Por Julia Affonso, Fausto Macedo e Ricardo Brandt
A análise dos arquivos de computadores apreendidos com os executivos da Odebrecht e seu presidente, Marcelo Bahia Odebrecht, revelou uma nova frente de interesses do empresário e pecuarista José Carlos Bumlai no governo federal: a concessão de rodovias. Em 2013, Bumlai - amigo do ex-presidente Luiz Inácio Lula da Silva que gozava de acesso irrestrito ao gabinete presidencial - pediu uma reunião com Odebrecht, o maior empreiteiro do País, preso desde 19 de junho de 2015 alvo da Operação Lava Jato.
Era 28 de outubro, por volta do meio dia, quando a secretária de Odebrecht escreve para o e-mail do empreiteiro. No espaço reservado para o assunto, na caixa de conversa, ela registrou: "José Carlos Bumlai". "Quer agendar uma conversa com o Sr. esta semana", escreveu ela no texto do e-mail. O empresário responde que se ela conseguir um horário em sua agenda, para que confirme, fazendo uma única recomendação à funcionária: "pergunte a ele qual assunto para eu eventualmente trazer alguém que conheça o tema". Vinte minutos depois ela responde: "Privatizações das BRs".
"Provavelmente tratam de reunião com José Carlos Bumlai para falarem sobre privatização das BRs", deduz o Relatório de Análise da Polícia Federal 438/2015, assinado pelo agente Marcos Hiroshi Inoue. Por meio de sua assessoria de imprensa, Bumlai foi taxativo: 'não tem qualquer negócio no setor de rodovias, nunca participou de concessões federais de rodovias'.
Em setembro de 2013, o governo Dilma retomou o programa de privatização de rodovias federais, lançado um ano antes, parte do pacote do Programa de Investimento em Logística (PIL). A Investimentos e Participações em Infraestrutura SA (Invepar) - Odebrecht Transporte SA era um dos grupos concorrentes.
Bumlai aparece em outras trocas de mensagens de Odebrecht e seus executivos. O empreiteiro e cinco funcionários do grupo foram os alvos principais da Operação Erga Omnes - 14ª fase da Lava Jato, que mirou a Odebrecht e a Andrade Gutierrez. Eles se referem a Bumlai como "pecuarista", registra a PF.

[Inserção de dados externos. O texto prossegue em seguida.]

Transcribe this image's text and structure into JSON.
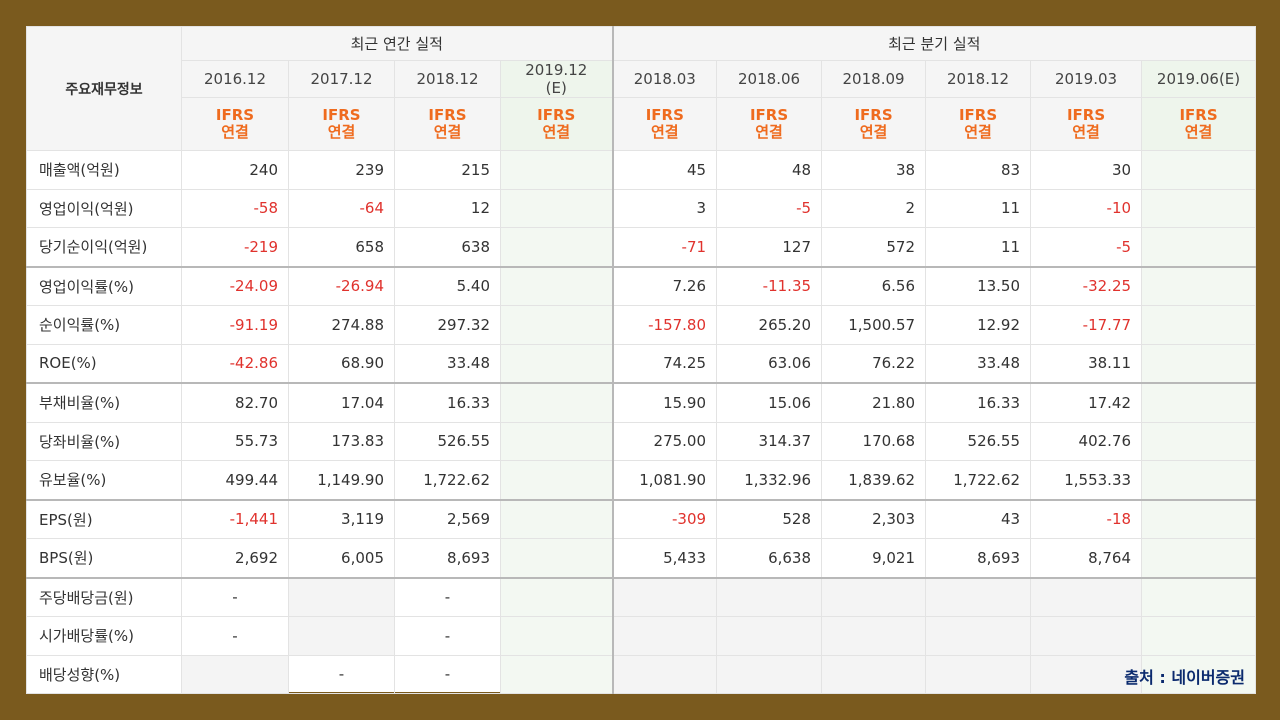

Em uma delas, em junho de 2010 - último ano do governo Lula - o "pecuarista" é novamente citado no contexto de uma troca de mensagens em que discutem uma reunião privada com o presidente de Angola José Eduardo dos Santos, tratado pela sigla "JES", segundo a PF. Há outras siglas na mensagem.
Livre acesso. Bumlai é um dos maiores e mais bem sucedidos pecuaristas do Brasil. Sua proximidade com Lula é conhecida desde o primeiro governo (2003-2006). Seu nome havia sido citado como participante da criação de um dos consórcios da obra da Usina Hidrelétrica de Belo Monte - alvo das investigações da Lava Jato. Os delatores da empreiteira Camargo Corrêa afirmaram saber de pelo menos R$ 110 milhões em propina na obra.
Em 2008, quando Bumlai foi barrado em visita ao Planalto, Lula ordenou que o Gabinete de Segurança Institucional deixasse fixado na recepção um cartaz com foto do amigo pecuarista com o aviso: "O sr. José Carlos Bumlai deverá ter prioridade de atendimento (...) em qualquer tempo e qualquer circunstância".
COM A PALAVRA, JOSÉ CARLOS MARQUES BUMLAI
Por sua assessoria de imprensa, o pecuarista José Carlos Bumlai rechaçou participação em qualquer negócio no setor de rodovias. A assessoria foi taxativa: Bumlai 'nunca participou de concessões federais de rodovias.'
Estadão: Vocês têm negócios no setor de rodovias?
Assessoria de Bumlai: O sr. José Carlos Bumlai não tem qualquer negócio no setor de rodovias.
Estadão: Vocês participaram de concessões federais de rodovias?
Assessoria de Bumlai: O sr. José Carlos Bumlai nunca participou de concessões federais de rodovias.
Estadão: Qual assunto BRs foi tratado com a Odebrecht?
Assessoria de Bumlai: Não foi tratado nenhum assunto, pois não houve reunião.